Sudan civilians again targeted by paramilitary forces: HRW News
موفق عثمان, CC BY-SA 4.0, via Wikimedia Commons
Sudan civilians again targeted by paramilitary forces: HRW

Sudan’s paramilitary Rapid Support Forces (RSF) have allegedly been targeting civilians in Gezira state, including unlawfully detaining, injuring, killing and raping local residents, according to a Human Rights Watch (HRW) report released on Sunday.

HRW has called for the UN  to deploy a mission to Sudan, in order to protect civilians. HRW criticized the UN Security Council for its minimal action to address the ongoing crisis.

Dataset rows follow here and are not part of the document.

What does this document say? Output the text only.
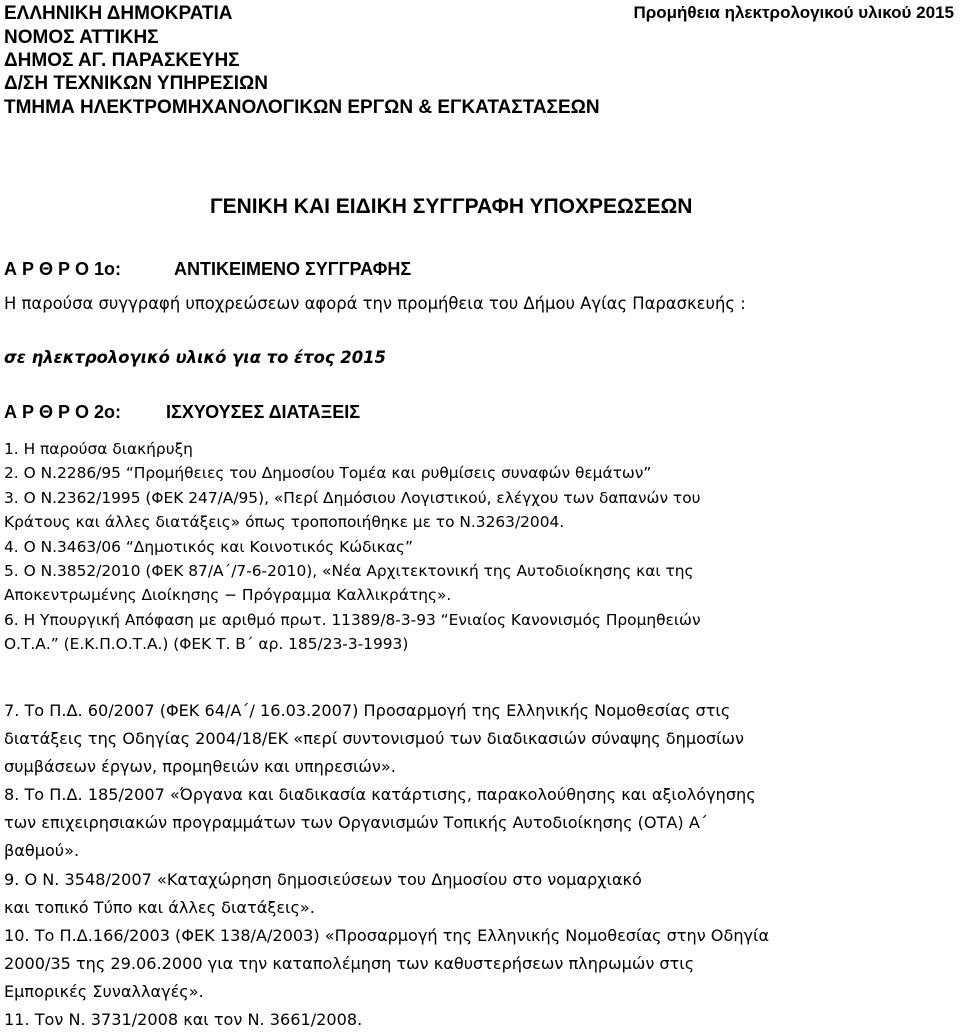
ΕΛΛΗΝΙΚΗ ΔΗΜΟΚΡΑΤΙΑ
ΝΟΜΟΣ ΑΤΤΙΚΗΣ
ΔΗΜΟΣ ΑΓ. ΠΑΡΑΣΚΕΥΗΣ
Δ/ΣΗ ΤΕΧΝΙΚΩΝ ΥΠΗΡΕΣΙΩΝ
ΤΜΗΜΑ ΗΛΕΚΤΡΟΜΗΧΑΝΟΛΟΓΙΚΩΝ ΕΡΓΩΝ & ΕΓΚΑΤΑΣΤΑΣΕΩΝ
Προμήθεια ηλεκτρολογικού υλικού 2015
ΓΕΝΙΚΗ ΚΑΙ ΕΙΔΙΚΗ ΣΥΓΓΡΑΦΗ ΥΠΟΧΡΕΩΣΕΩΝ
Α Ρ Θ Ρ Ο 1ο:	ΑΝΤΙΚΕΙΜΕΝΟ ΣΥΓΓΡΑΦΗΣ
Η παρούσα συγγραφή υποχρεώσεων αφορά την προμήθεια του Δήμου Αγίας Παρασκευής :
σε ηλεκτρολογικό υλικό για το έτος 2015
Α Ρ Θ Ρ Ο 2ο: ΙΣΧΥΟΥΣΕΣ ΔΙΑΤΑΞΕΙΣ

1. Η παρούσα διακήρυξη

2. Ο Ν.2286/95 “Προμήθειες του Δημοσίου Τομέα και ρυθμίσεις συναφών θεμάτων”

3. Ο Ν.2362/1995 (ΦΕΚ 247/Α/95), «Περί Δημόσιου Λογιστικού, ελέγχου των δαπανών του

Κράτους και άλλες διατάξεις» όπως τροποποιήθηκε με το Ν.3263/2004.

4. Ο Ν.3463/06 “Δημοτικός και Κοινοτικός Κώδικας”

5. Ο Ν.3852/2010 (ΦΕΚ 87/Α΄/7-6-2010), «Νέα Αρχιτεκτονική της Αυτοδιοίκησης και της

Αποκεντρωμένης Διοίκησης − Πρόγραμμα Καλλικράτης».

6. Η Υπουργική Απόφαση με αριθμό πρωτ. 11389/8-3-93 “Ενιαίος Κανονισμός Προμηθειών

Ο.Τ.Α.” (Ε.Κ.Π.Ο.Τ.Α.) (ΦΕΚ Τ. Β΄ αρ. 185/23-3-1993)

7. Το Π.Δ. 60/2007 (ΦΕΚ 64/Α΄/ 16.03.2007) Προσαρμογή της Ελληνικής Νομοθεσίας στις

διατάξεις της Οδηγίας 2004/18/ΕΚ «περί συντονισμού των διαδικασιών σύναψης δημοσίων

συμβάσεων έργων, προμηθειών και υπηρεσιών».

8. Το Π.Δ. 185/2007 «Όργανα και διαδικασία κατάρτισης, παρακολούθησης και αξιολόγησης

των επιχειρησιακών προγραμμάτων των Οργανισμών Τοπικής Αυτοδιοίκησης (ΟΤΑ) Α΄

βαθμού».

9. Ο Ν. 3548/2007 «Καταχώρηση δημοσιεύσεων του Δημοσίου στο νομαρχιακό

και τοπικό Τύπο και άλλες διατάξεις».

10. Το Π.Δ.166/2003 (ΦΕΚ 138/Α/2003) «Προσαρμογή της Ελληνικής Νομοθεσίας στην Οδηγία

2000/35 της 29.06.2000 για την καταπολέμηση των καθυστερήσεων πληρωμών στις

Εμπορικές Συναλλαγές».

11. Τον Ν. 3731/2008 και τον Ν. 3661/2008.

The violence in Sudan has caused more than 3 million people to flee the country.

A UN Fact-Finding Mission previously noted that there is an “appalling” ongoing violation of human rights in Sudan, with RSF being held responsible for the high amounts of sexual violence occurring during the civil war.

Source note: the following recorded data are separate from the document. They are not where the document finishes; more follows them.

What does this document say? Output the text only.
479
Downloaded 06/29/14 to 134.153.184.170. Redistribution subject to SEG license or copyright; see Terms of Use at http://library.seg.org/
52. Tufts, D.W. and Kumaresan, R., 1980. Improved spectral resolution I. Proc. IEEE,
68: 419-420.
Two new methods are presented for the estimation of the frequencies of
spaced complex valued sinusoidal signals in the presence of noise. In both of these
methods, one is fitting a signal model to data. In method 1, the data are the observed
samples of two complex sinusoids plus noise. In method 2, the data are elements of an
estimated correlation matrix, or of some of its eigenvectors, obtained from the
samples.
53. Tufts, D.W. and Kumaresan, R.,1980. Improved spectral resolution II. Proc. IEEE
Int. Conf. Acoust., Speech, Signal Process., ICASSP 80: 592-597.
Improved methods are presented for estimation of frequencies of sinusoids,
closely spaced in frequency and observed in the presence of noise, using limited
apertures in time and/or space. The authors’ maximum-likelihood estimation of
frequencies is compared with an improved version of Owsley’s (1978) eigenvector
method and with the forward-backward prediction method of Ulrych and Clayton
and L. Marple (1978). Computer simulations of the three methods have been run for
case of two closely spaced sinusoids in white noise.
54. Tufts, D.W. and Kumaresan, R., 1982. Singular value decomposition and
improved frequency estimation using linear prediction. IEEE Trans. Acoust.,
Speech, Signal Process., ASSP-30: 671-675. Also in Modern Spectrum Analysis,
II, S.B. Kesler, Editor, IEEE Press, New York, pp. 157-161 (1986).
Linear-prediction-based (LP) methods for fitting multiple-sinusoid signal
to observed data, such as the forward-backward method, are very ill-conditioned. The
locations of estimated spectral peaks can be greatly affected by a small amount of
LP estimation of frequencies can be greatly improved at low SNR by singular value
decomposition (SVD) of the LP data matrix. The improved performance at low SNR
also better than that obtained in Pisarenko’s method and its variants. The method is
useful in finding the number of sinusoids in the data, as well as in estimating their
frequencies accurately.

The violence, which started in Al Gezira since the RSF took over its capital, has been intensified since October 20, when a RSF general in the region, Abuagla Keikal, defected to the other side, resulting in RSF attacking 30 villages and towns in the state. As per UN estimates, this has resulted in around 130,000 people leaving for safety to other regions of the country, as well as extensive violence.

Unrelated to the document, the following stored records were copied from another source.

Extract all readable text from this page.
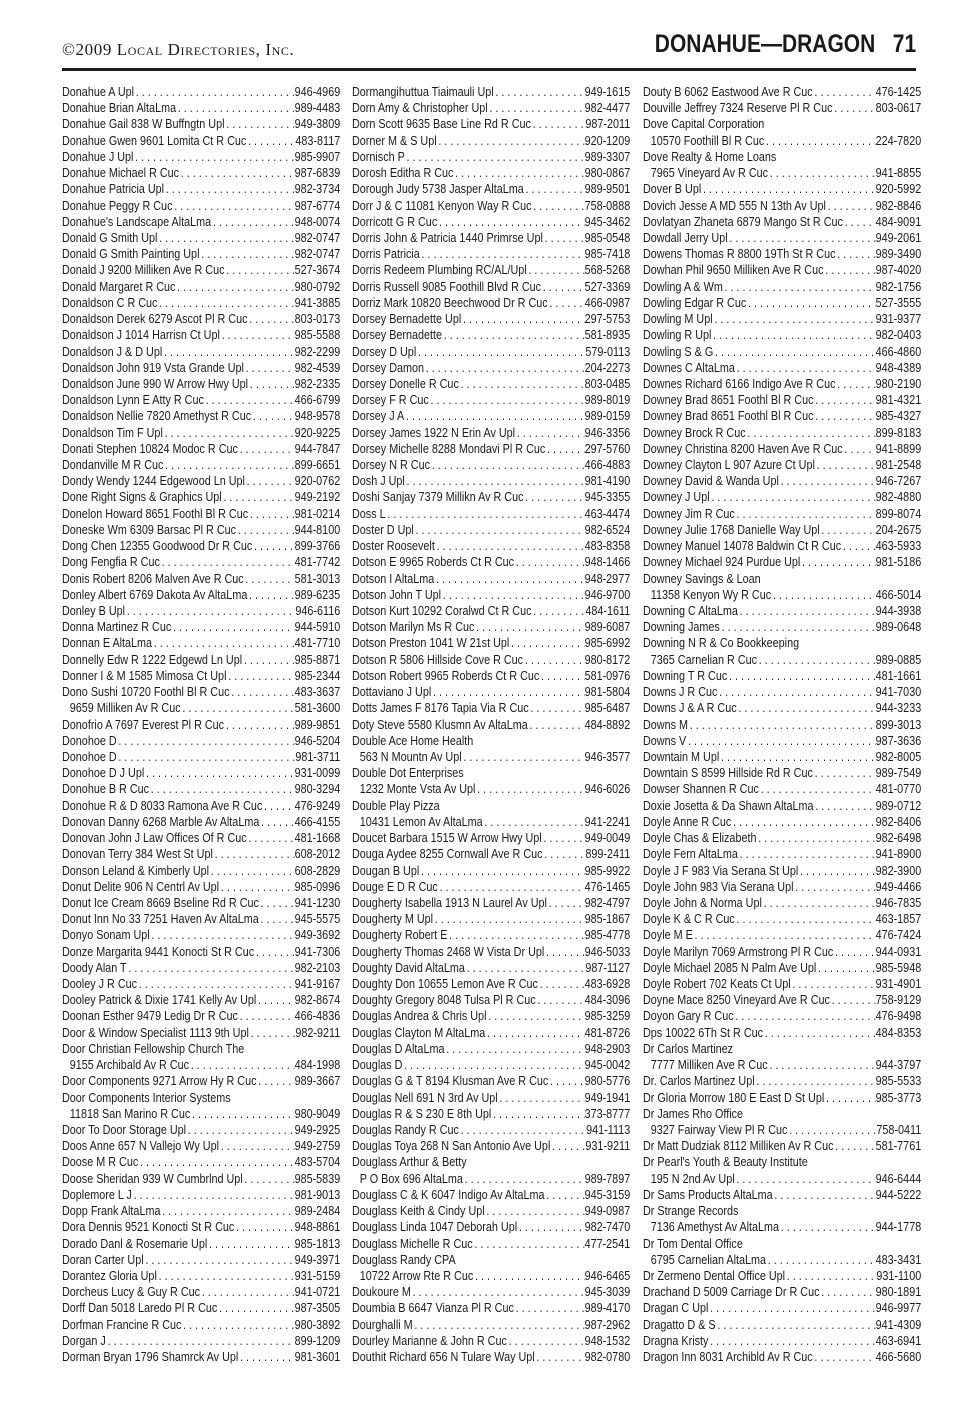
©2009 Local Directories, Inc.	DONAHUE—DRAGON 71
Donahue A Upl . . .	946-4969
Donahue Brian AltaLma . . .	989-4483
Donahue Gail 838 W Buffngtn Upl . . .	949-3809
Donahue Gwen 9601 Lomita Ct R Cuc . . .	483-8117
Donahue J Upl . . .	985-9907
Donahue Michael R Cuc . . .	987-6839
Donahue Patricia Upl . . .	982-3734
Donahue Peggy R Cuc . . .	987-6774
Donahue's Landscape AltaLma . . .	948-0074
Donald G Smith Upl . . .	982-0747
Donald G Smith Painting Upl . . .	982-0747
Donald J 9200 Milliken Ave R Cuc . . .	527-3674
Donald Margaret R Cuc . . .	980-0792
Donaldson C R Cuc . . .	941-3885
Donaldson Derek 6279 Ascot Pl R Cuc . . .	803-0173
Donaldson J 1014 Harrisn Ct Upl . . .	985-5588
Donaldson J & D Upl . . .	982-2299
Donaldson John 919 Vsta Grande Upl . . .	982-4539
Donaldson June 990 W Arrow Hwy Upl . . .	982-2335
Donaldson Lynn E Atty R Cuc . . .	466-6799
Donaldson Nellie 7820 Amethyst R Cuc . . .	948-9578
Donaldson Tim F Upl . . .	920-9225
Donati Stephen 10824 Modoc R Cuc . . .	944-7847
Dondanville M R Cuc . . .	899-6651
Dondy Wendy 1244 Edgewood Ln Upl . . .	920-0762
Done Right Signs & Graphics Upl . . .	949-2192
Donelon Howard 8651 Foothl Bl R Cuc . . .	981-0214
Doneske Wm 6309 Barsac Pl R Cuc . . .	944-8100
Dong Chen 12355 Goodwood Dr R Cuc . . .	899-3766
Dong Fengfia R Cuc . . .	481-7742
Donis Robert 8206 Malven Ave R Cuc . . .	581-3013
Donley Albert 6769 Dakota Av AltaLma . . .	989-6235
Donley B Upl . . .	946-6116
Donna Martinez R Cuc . . .	944-5910
Donnan E AltaLma . . .	481-7710
Donnelly Edw R 1222 Edgewd Ln Upl . . .	985-8871
Donner I & M 1585 Mimosa Ct Upl . . .	985-2344
Dono Sushi 10720 Foothl Bl R Cuc . . .	483-3637
9659 Milliken Av R Cuc . . .	581-3600
Donofrio A 7697 Everest Pl R Cuc . . .	989-9851
Donohoe D . . .	946-5204
Donohoe D . . .	981-3711
Donohoe D J Upl . . .	931-0099
Donohue B R Cuc . . .	980-3294
Donohue R & D 8033 Ramona Ave R Cuc . . .	476-9249
Donovan Danny 6268 Marble Av AltaLma . . .	466-4155
Donovan John J Law Offices Of R Cuc . . .	481-1668
Donovan Terry 384 West St Upl . . .	608-2012
Donson Leland & Kimberly Upl . . .	608-2829
Donut Delite 906 N Centrl Av Upl . . .	985-0996
Donut Ice Cream 8669 Bseline Rd R Cuc . . .	941-1230
Donut Inn No 33 7251 Haven Av AltaLma . . .	945-5575
Donyo Sonam Upl . . .	949-3692
Donze Margarita 9441 Konocti St R Cuc . . .	941-7306
Doody Alan T . . .	982-2103
Dooley J R Cuc . . .	941-9167
Dooley Patrick & Dixie 1741 Kelly Av Upl . . .	982-8674
Doonan Esther 9479 Ledig Dr R Cuc . . .	466-4836
Door & Window Specialist 1113 9th Upl . . .	982-9211
Door Christian Fellowship Church The
9155 Archibald Av R Cuc . . .	484-1998
Door Components 9271 Arrow Hy R Cuc . . .	989-3667
Door Components Interior Systems
11818 San Marino R Cuc . . .	980-9049
Door To Door Storage Upl . . .	949-2925
Doos Anne 657 N Vallejo Wy Upl . . .	949-2759
Doose M R Cuc . . .	483-5704
Doose Sheridan 939 W Cumbrlnd Upl . . .	985-5839
Doplemore L J . . .	981-9013
Dopp Frank AltaLma . . .	989-2484
Dora Dennis 9521 Konocti St R Cuc . . .	948-8861
Dorado Danl & Rosemarie Upl . . .	985-1813
Doran Carter Upl . . .	949-3971
Dorantez Gloria Upl . . .	931-5159
Dorcheus Lucy & Guy R Cuc . . .	941-0721
Dorff Dan 5018 Laredo Pl R Cuc . . .	987-3505
Dorfman Francine R Cuc . . .	980-3892
Dorgan J . . .	899-1209
Dorman Bryan 1796 Shamrck Av Upl . . .	981-3601
Dormangihuttua Tiaimauli Upl . . .	949-1615
Dorn Amy & Christopher Upl . . .	982-4477
Dorn Scott 9635 Base Line Rd R Cuc . . .	987-2011
Dorner M & S Upl . . .	920-1209
Dornisch P . . .	989-3307
Dorosh Editha R Cuc . . .	980-0867
Dorough Judy 5738 Jasper AltaLma . . .	989-9501
Dorr J & C 11081 Kenyon Way R Cuc . . .	758-0888
Dorricott G R Cuc . . .	945-3462
Dorris John & Patricia 1440 Primrse Upl . . .	985-0548
Dorris Patricia . . .	985-7418
Dorris Redeem Plumbing RC/AL/Upl . . .	568-5268
Dorris Russell 9085 Foothill Blvd R Cuc . . .	527-3369
Dorriz Mark 10820 Beechwood Dr R Cuc . . .	466-0987
Dorsey Bernadette Upl . . .	297-5753
Dorsey Bernadette . . .	581-8935
Dorsey D Upl . . .	579-0113
Dorsey Damon . . .	204-2273
Dorsey Donelle R Cuc . . .	803-0485
Dorsey F R Cuc . . .	989-8019
Dorsey J A . . .	989-0159
Dorsey James 1922 N Erin Av Upl . . .	946-3356
Dorsey Michelle 8288 Mondavi Pl R Cuc . . .	297-5760
Dorsey N R Cuc . . .	466-4883
Dosh J Upl . . .	981-4190
Doshi Sanjay 7379 Millikn Av R Cuc . . .	945-3355
Doss L . . .	463-4474
Doster D Upl . . .	982-6524
Doster Roosevelt . . .	483-8358
Dotson E 9965 Roberds Ct R Cuc . . .	948-1466
Dotson I AltaLma . . .	948-2977
Dotson John T Upl . . .	946-9700
Dotson Kurt 10292 Coralwd Ct R Cuc . . .	484-1611
Dotson Marilyn Ms R Cuc . . .	989-6087
Dotson Preston 1041 W 21st Upl . . .	985-6992
Dotson R 5806 Hillside Cove R Cuc . . .	980-8172
Dotson Robert 9965 Roberds Ct R Cuc . . .	581-0976
Dottaviano J Upl . . .	981-5804
Dotts James F 8176 Tapia Via R Cuc . . .	985-6487
Doty Steve 5580 Klusmn Av AltaLma . . .	484-8892
Double Ace Home Health
563 N Mountn Av Upl . . .	946-3577
Double Dot Enterprises
1232 Monte Vsta Av Upl . . .	946-6026
Double Play Pizza
10431 Lemon Av AltaLma . . .	941-2241
Doucet Barbara 1515 W Arrow Hwy Upl . . .	949-0049
Douga Aydee 8255 Cornwall Ave R Cuc . . .	899-2411
Dougan B Upl . . .	985-9922
Douge E D R Cuc . . .	476-1465
Dougherty Isabella 1913 N Laurel Av Upl . . .	982-4797
Dougherty M Upl . . .	985-1867
Dougherty Robert E . . .	985-4778
Dougherty Thomas 2468 W Vista Dr Upl . . .	946-5033
Doughty David AltaLma . . .	987-1127
Doughty Don 10655 Lemon Ave R Cuc . . .	483-6928
Doughty Gregory 8048 Tulsa Pl R Cuc . . .	484-3096
Douglas Andrea & Chris Upl . . .	985-3259
Douglas Clayton M AltaLma . . .	481-8726
Douglas D AltaLma . . .	948-2903
Douglas D . . .	945-0042
Douglas G & T 8194 Klusman Ave R Cuc . . .	980-5776
Douglas Nell 691 N 3rd Av Upl . . .	949-1941
Douglas R & S 230 E 8th Upl . . .	373-8777
Douglas Randy R Cuc . . .	941-1113
Douglas Toya 268 N San Antonio Ave Upl . . .	931-9211
Douglass Arthur & Betty
P O Box 696 AltaLma . . .	989-7897
Douglass C & K 6047 Indigo Av AltaLma . . .	945-3159
Douglass Keith & Cindy Upl . . .	949-0987
Douglass Linda 1047 Deborah Upl . . .	982-7470
Douglass Michelle R Cuc . . .	477-2541
Douglass Randy CPA
10722 Arrow Rte R Cuc . . .	946-6465
Doukoure M . . .	945-3039
Doumbia B 6647 Vianza Pl R Cuc . . .	989-4170
Dourghalli M . . .	987-2962
Dourley Marianne & John R Cuc . . .	948-1532
Douthit Richard 656 N Tulare Way Upl . . .	982-0780
Douty B 6062 Eastwood Ave R Cuc . . .	476-1425
Douville Jeffrey 7324 Reserve Pl R Cuc . . .	803-0617
Dove Capital Corporation
10570 Foothill Bl R Cuc . . .	224-7820
Dove Realty & Home Loans
7965 Vineyard Av R Cuc . . .	941-8855
Dover B Upl . . .	920-5992
Dovich Jesse A MD 555 N 13th Av Upl . . .	982-8846
Dovlatyan Zhaneta 6879 Mango St R Cuc . . .	484-9091
Dowdall Jerry Upl . . .	949-2061
Dowens Thomas R 8800 19Th St R Cuc . . .	989-3490
Dowhan Phil 9650 Milliken Ave R Cuc . . .	987-4020
Dowling A & Wm . . .	982-1756
Dowling Edgar R Cuc . . .	527-3555
Dowling M Upl . . .	931-9377
Dowling R Upl . . .	982-0403
Dowling S & G . . .	466-4860
Downes C AltaLma . . .	948-4389
Downes Richard 6166 Indigo Ave R Cuc . . .	980-2190
Downey Brad 8651 Foothl Bl R Cuc . . .	981-4321
Downey Brad 8651 Foothl Bl R Cuc . . .	985-4327
Downey Brock R Cuc . . .	899-8183
Downey Christina 8200 Haven Ave R Cuc . . .	941-8899
Downey Clayton L 907 Azure Ct Upl . . .	981-2548
Downey David & Wanda Upl . . .	946-7267
Downey J Upl . . .	982-4880
Downey Jim R Cuc . . .	899-8074
Downey Julie 1768 Danielle Way Upl . . .	204-2675
Downey Manuel 14078 Baldwin Ct R Cuc . . .	463-5933
Downey Michael 924 Purdue Upl . . .	981-5186
Downey Savings & Loan
11358 Kenyon Wy R Cuc . . .	466-5014
Downing C AltaLma . . .	944-3938
Downing James . . .	989-0648
Downing N R & Co Bookkeeping
7365 Carnelian R Cuc . . .	989-0885
Downing T R Cuc . . .	481-1661
Downs J R Cuc . . .	941-7030
Downs J & A R Cuc . . .	944-3233
Downs M . . .	899-3013
Downs V . . .	987-3636
Downtain M Upl . . .	982-8005
Downtain S 8599 Hillside Rd R Cuc . . .	989-7549
Dowser Shannen R Cuc . . .	481-0770
Doxie Josetta & Da Shawn AltaLma . . .	989-0712
Doyle Anne R Cuc . . .	982-8406
Doyle Chas & Elizabeth . . .	982-6498
Doyle Fern AltaLma . . .	941-8900
Doyle J F 983 Via Serana St Upl . . .	982-3900
Doyle John 983 Via Serana Upl . . .	949-4466
Doyle John & Norma Upl . . .	946-7835
Doyle K & C R Cuc . . .	463-1857
Doyle M E . . .	476-7424
Doyle Marilyn 7069 Armstrong Pl R Cuc . . .	944-0931
Doyle Michael 2085 N Palm Ave Upl . . .	985-5948
Doyle Robert 702 Keats Ct Upl . . .	931-4901
Doyne Mace 8250 Vineyard Ave R Cuc . . .	758-9129
Doyon Gary R Cuc . . .	476-9498
Dps 10022 6Th St R Cuc . . .	484-8353
Dr Carlos Martinez
7777 Milliken Ave R Cuc . . .	944-3797
Dr. Carlos Martinez Upl . . .	985-5533
Dr Gloria Morrow 180 E East D St Upl . . .	985-3773
Dr James Rho Office
9327 Fairway View Pl R Cuc . . .	758-0411
Dr Matt Dudziak 8112 Milliken Av R Cuc . . .	581-7761
Dr Pearl's Youth & Beauty Institute
195 N 2nd Av Upl . . .	946-6444
Dr Sams Products AltaLma . . .	944-5222
Dr Strange Records
7136 Amethyst Av AltaLma . . .	944-1778
Dr Tom Dental Office
6795 Carnelian AltaLma . . .	483-3431
Dr Zermeno Dental Office Upl . . .	931-1100
Drachand D 5009 Carriage Dr R Cuc . . .	980-1891
Dragan C Upl . . .	946-9977
Dragatto D & S . . .	941-4309
Dragna Kristy . . .	463-6941
Dragon Inn 8031 Archibld Av R Cuc . . .	466-5680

The RSF,  Sudan’s most powerful paramilitary group, initially collaborated with the Sudanese Armed Forces in the coup that ousted long-ruling Omar al-Bashir in 2019, but quickly began to clash with the government following a second attempted coup in April 2023. The conflict has resulted in a civil war in Sudan, causing the deaths of over 15,000 people and displacing 8.2 million people, amounting to one of the most extreme displacement crises in the world.